REPUBLIKA.CO.ID, Salah satunya yang dipersoalkan ialah sedot ataupun suntik lemak. Metode ini dilakukan dengan pengurangan ataupun penambahan lemak di bagian tertentu yang diinginkan.
Ia menguraikan, jika sedot ataupun suntik lemak itu tetap dilakukan dengan cara operasi, padahal memungkinkan untuk ditempuh dengan cara alami lainnya maka hukumnya tidak boleh. Ini seperti dinukilkan oleh para pakar fikih kontemporer, seperti Prof Mahmud Ali as-Sarthawi dalam bukunya Hukm at-Tasyrikh wa jarahat at tajmil.
Sedangkan, kasus yang kedua yaitu penyedotan atau penyuntikan lemak melalui jalan operasi pembedahan boleh dilakukan karena alasan darurat. Ini dengan catatan bila tidak terdapat metode lain yang taepat dan hanya ditempuh atas alasan pengobatan. Bukan karena alasan kecantikan atau lainnya. Para pakar fikih masa kini sepakat akan hal ini.

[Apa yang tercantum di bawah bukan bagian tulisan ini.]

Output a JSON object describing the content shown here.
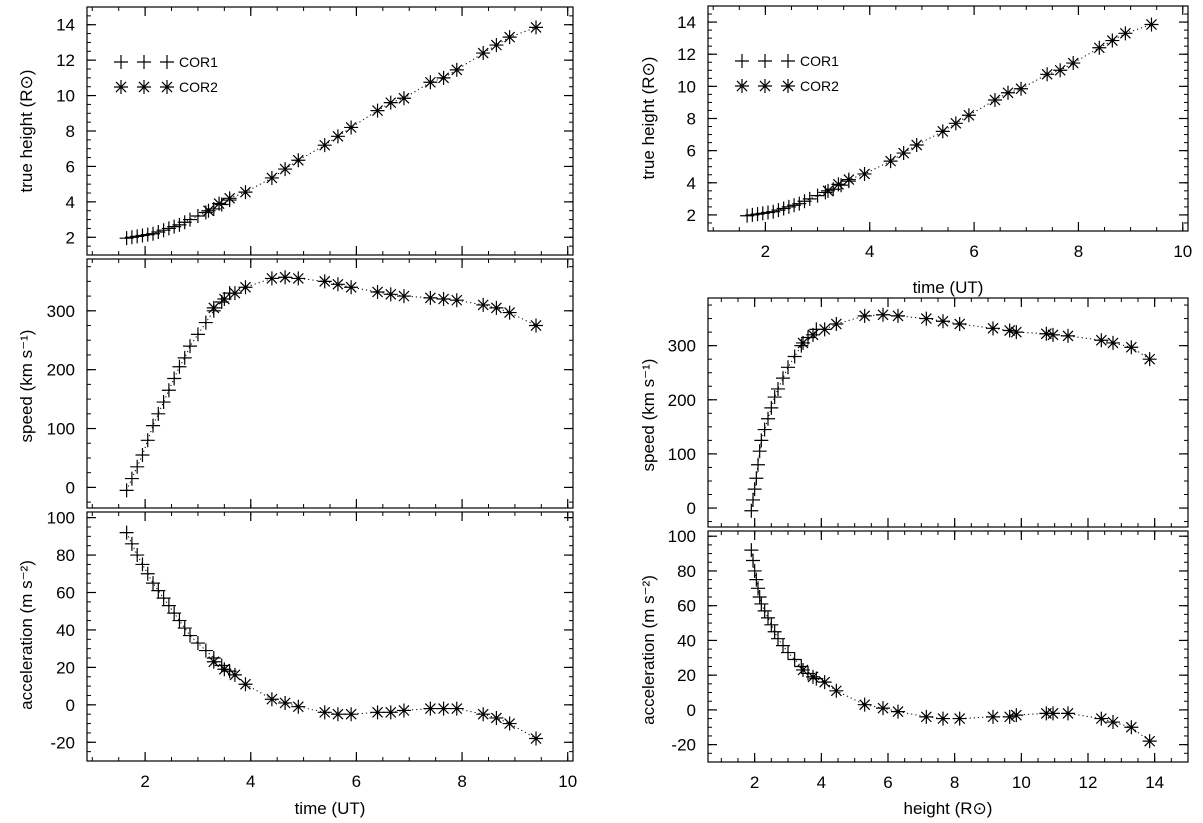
{
  "figure": {
    "legend": {
      "cor1_label": "COR1",
      "cor2_label": "COR2"
    },
    "axis_labels": {
      "left_time": "time (UT)",
      "right_time": "time (UT)",
      "height": "height (R⊙)",
      "true_height": "true height (R⊙)",
      "speed": "speed (km s⁻¹)",
      "acceleration": "acceleration (m s⁻²)"
    }
  },
  "chart_data": [
    {
      "id": "left-top",
      "type": "scatter",
      "title": "",
      "xlabel": "time (UT)",
      "ylabel": "true height (R⊙)",
      "xlim": [
        0.9,
        10.1
      ],
      "ylim": [
        1.0,
        15.0
      ],
      "xticks": [
        2,
        4,
        6,
        8,
        10
      ],
      "yticks": [
        2,
        4,
        6,
        8,
        10,
        12,
        14
      ],
      "show_x_tick_labels": false,
      "legend": "top-left",
      "series": [
        {
          "name": "COR1",
          "marker": "plus",
          "x": [
            1.65,
            1.75,
            1.85,
            1.95,
            2.05,
            2.15,
            2.25,
            2.35,
            2.45,
            2.55,
            2.65,
            2.75,
            2.85,
            3.0,
            3.15,
            3.3,
            3.45,
            3.6
          ],
          "y": [
            1.95,
            2.0,
            2.05,
            2.1,
            2.15,
            2.2,
            2.3,
            2.4,
            2.5,
            2.6,
            2.7,
            2.85,
            3.0,
            3.2,
            3.4,
            3.6,
            3.85,
            4.1
          ]
        },
        {
          "name": "COR2",
          "marker": "asterisk",
          "x": [
            3.2,
            3.4,
            3.6,
            3.9,
            4.4,
            4.65,
            4.9,
            5.4,
            5.65,
            5.9,
            6.4,
            6.65,
            6.9,
            7.4,
            7.65,
            7.9,
            8.4,
            8.65,
            8.9,
            9.4
          ],
          "y": [
            3.5,
            3.9,
            4.2,
            4.55,
            5.35,
            5.85,
            6.35,
            7.2,
            7.7,
            8.2,
            9.15,
            9.6,
            9.85,
            10.75,
            11.0,
            11.45,
            12.4,
            12.85,
            13.3,
            13.85
          ]
        }
      ]
    },
    {
      "id": "left-middle",
      "type": "scatter",
      "title": "",
      "xlabel": "time (UT)",
      "ylabel": "speed (km s⁻¹)",
      "xlim": [
        0.9,
        10.1
      ],
      "ylim": [
        -35,
        388
      ],
      "xticks": [
        2,
        4,
        6,
        8,
        10
      ],
      "yticks": [
        0,
        100,
        200,
        300
      ],
      "show_x_tick_labels": false,
      "series": [
        {
          "name": "COR1",
          "marker": "plus",
          "x": [
            1.65,
            1.75,
            1.85,
            1.95,
            2.05,
            2.15,
            2.25,
            2.35,
            2.45,
            2.55,
            2.65,
            2.75,
            2.85,
            3.0,
            3.15,
            3.3,
            3.45,
            3.6
          ],
          "y": [
            -5,
            15,
            35,
            55,
            80,
            105,
            125,
            145,
            165,
            185,
            205,
            220,
            240,
            260,
            280,
            300,
            315,
            330
          ]
        },
        {
          "name": "COR2",
          "marker": "asterisk",
          "x": [
            3.3,
            3.5,
            3.7,
            3.9,
            4.4,
            4.65,
            4.9,
            5.4,
            5.65,
            5.9,
            6.4,
            6.65,
            6.9,
            7.4,
            7.65,
            7.9,
            8.4,
            8.65,
            8.9,
            9.4
          ],
          "y": [
            305,
            320,
            330,
            340,
            355,
            357,
            355,
            350,
            345,
            340,
            332,
            328,
            325,
            322,
            320,
            318,
            310,
            305,
            297,
            275
          ]
        }
      ]
    },
    {
      "id": "left-bottom",
      "type": "scatter",
      "title": "",
      "xlabel": "time (UT)",
      "ylabel": "acceleration (m s⁻²)",
      "xlim": [
        0.9,
        10.1
      ],
      "ylim": [
        -30,
        103
      ],
      "xticks": [
        2,
        4,
        6,
        8,
        10
      ],
      "yticks": [
        -20,
        0,
        20,
        40,
        60,
        80,
        100
      ],
      "show_x_tick_labels": true,
      "series": [
        {
          "name": "COR1",
          "marker": "plus",
          "x": [
            1.65,
            1.75,
            1.85,
            1.95,
            2.05,
            2.15,
            2.25,
            2.35,
            2.45,
            2.55,
            2.65,
            2.75,
            2.85,
            3.0,
            3.15,
            3.3,
            3.45,
            3.6
          ],
          "y": [
            92,
            86,
            80,
            75,
            70,
            65,
            61,
            57,
            53,
            49,
            45,
            41,
            37,
            33,
            29,
            25,
            21,
            18
          ]
        },
        {
          "name": "COR2",
          "marker": "asterisk",
          "x": [
            3.3,
            3.5,
            3.7,
            3.9,
            4.4,
            4.65,
            4.9,
            5.4,
            5.65,
            5.9,
            6.4,
            6.65,
            6.9,
            7.4,
            7.65,
            7.9,
            8.4,
            8.65,
            8.9,
            9.4
          ],
          "y": [
            23,
            19,
            16,
            11,
            3,
            1,
            -1,
            -4,
            -5,
            -5,
            -4,
            -4,
            -3,
            -2,
            -2,
            -2,
            -5,
            -7,
            -10,
            -18
          ]
        }
      ]
    },
    {
      "id": "right-top",
      "type": "scatter",
      "title": "",
      "xlabel": "time (UT)",
      "ylabel": "true height (R⊙)",
      "xlim": [
        0.9,
        10.1
      ],
      "ylim": [
        1.0,
        15.0
      ],
      "xticks": [
        2,
        4,
        6,
        8,
        10
      ],
      "yticks": [
        2,
        4,
        6,
        8,
        10,
        12,
        14
      ],
      "show_x_tick_labels": true,
      "legend": "top-left",
      "series": [
        {
          "name": "COR1",
          "marker": "plus",
          "x": [
            1.65,
            1.75,
            1.85,
            1.95,
            2.05,
            2.15,
            2.25,
            2.35,
            2.45,
            2.55,
            2.65,
            2.75,
            2.85,
            3.0,
            3.15,
            3.3,
            3.45,
            3.6
          ],
          "y": [
            1.95,
            2.0,
            2.05,
            2.1,
            2.15,
            2.2,
            2.3,
            2.4,
            2.5,
            2.6,
            2.7,
            2.85,
            3.0,
            3.2,
            3.4,
            3.6,
            3.85,
            4.1
          ]
        },
        {
          "name": "COR2",
          "marker": "asterisk",
          "x": [
            3.2,
            3.4,
            3.6,
            3.9,
            4.4,
            4.65,
            4.9,
            5.4,
            5.65,
            5.9,
            6.4,
            6.65,
            6.9,
            7.4,
            7.65,
            7.9,
            8.4,
            8.65,
            8.9,
            9.4
          ],
          "y": [
            3.5,
            3.9,
            4.2,
            4.55,
            5.35,
            5.85,
            6.35,
            7.2,
            7.7,
            8.2,
            9.15,
            9.6,
            9.85,
            10.75,
            11.0,
            11.45,
            12.4,
            12.85,
            13.3,
            13.85
          ]
        }
      ]
    },
    {
      "id": "right-middle",
      "type": "scatter",
      "title": "",
      "xlabel": "height (R⊙)",
      "ylabel": "speed (km s⁻¹)",
      "xlim": [
        0.6,
        15.0
      ],
      "ylim": [
        -35,
        388
      ],
      "xticks": [
        2,
        4,
        6,
        8,
        10,
        12,
        14
      ],
      "yticks": [
        0,
        100,
        200,
        300
      ],
      "show_x_tick_labels": false,
      "series": [
        {
          "name": "COR1",
          "marker": "plus",
          "x": [
            1.9,
            1.95,
            2.0,
            2.05,
            2.1,
            2.15,
            2.2,
            2.3,
            2.4,
            2.5,
            2.6,
            2.7,
            2.85,
            3.0,
            3.2,
            3.4,
            3.6,
            3.85
          ],
          "y": [
            -5,
            15,
            35,
            55,
            80,
            105,
            125,
            145,
            165,
            185,
            205,
            220,
            240,
            260,
            280,
            300,
            315,
            330
          ]
        },
        {
          "name": "COR2",
          "marker": "asterisk",
          "x": [
            3.45,
            3.75,
            4.1,
            4.45,
            5.3,
            5.85,
            6.3,
            7.15,
            7.65,
            8.15,
            9.15,
            9.65,
            9.85,
            10.75,
            10.95,
            11.4,
            12.4,
            12.75,
            13.3,
            13.85
          ],
          "y": [
            305,
            320,
            330,
            340,
            355,
            357,
            355,
            350,
            345,
            340,
            332,
            328,
            325,
            322,
            320,
            318,
            310,
            305,
            297,
            275
          ]
        }
      ]
    },
    {
      "id": "right-bottom",
      "type": "scatter",
      "title": "",
      "xlabel": "height (R⊙)",
      "ylabel": "acceleration (m s⁻²)",
      "xlim": [
        0.6,
        15.0
      ],
      "ylim": [
        -30,
        103
      ],
      "xticks": [
        2,
        4,
        6,
        8,
        10,
        12,
        14
      ],
      "yticks": [
        -20,
        0,
        20,
        40,
        60,
        80,
        100
      ],
      "show_x_tick_labels": true,
      "series": [
        {
          "name": "COR1",
          "marker": "plus",
          "x": [
            1.9,
            1.95,
            2.0,
            2.05,
            2.1,
            2.15,
            2.2,
            2.3,
            2.4,
            2.5,
            2.6,
            2.7,
            2.85,
            3.0,
            3.2,
            3.4,
            3.6,
            3.85
          ],
          "y": [
            92,
            86,
            80,
            75,
            70,
            65,
            61,
            57,
            53,
            49,
            45,
            41,
            37,
            33,
            29,
            25,
            21,
            18
          ]
        },
        {
          "name": "COR2",
          "marker": "asterisk",
          "x": [
            3.45,
            3.75,
            4.1,
            4.45,
            5.3,
            5.85,
            6.3,
            7.15,
            7.65,
            8.15,
            9.15,
            9.65,
            9.85,
            10.75,
            10.95,
            11.4,
            12.4,
            12.75,
            13.3,
            13.85
          ],
          "y": [
            23,
            19,
            16,
            11,
            3,
            1,
            -1,
            -4,
            -5,
            -5,
            -4,
            -4,
            -3,
            -2,
            -2,
            -2,
            -5,
            -7,
            -10,
            -18
          ]
        }
      ]
    }
  ]
}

Lain halnya, bila operasi di atas ditujukan unyuk kecantikan atau bukan karena faktor pengobatan. Para ulama berbeda pendapat. Mayoritas ahli fikih masa kini tidak memperbolehkannya. Sedot atau suntik lemat dengan cara operasei pembedaan yang bertujuan bukan untuk pengobatan tidak boleh dilakukan.
Sejumlah nama setuju dengan pandangan ini, antara lain, Prof Muhammad bin Muhammad al-Mukhtar as-Syanqithi, Syekh Yusuf al-Qaradhawi, Syekh Hisamuddin Affanah, Syekh Usamah as-Shabagh, Syekh Adil Abd al-Jabbar.
Kubu yang kedua berpandangan dalam konteks kasus terakhir, hukumnya boleh saja dilakukan dengan syarat tertentu. Operasi itu, misalnya, harus tidak menimbulkan efek negatif bagi pasien, tidak mengubah bentuk fisik yang asli, dan tujuannya bukan untuk penguatan pergantian kelamin. Ini merupakan opsi yang dipilih oleh Prof Muhammad Utsman Syabir dalam risetnya yang berjudul Ahkam Jirahat at-Tajmil.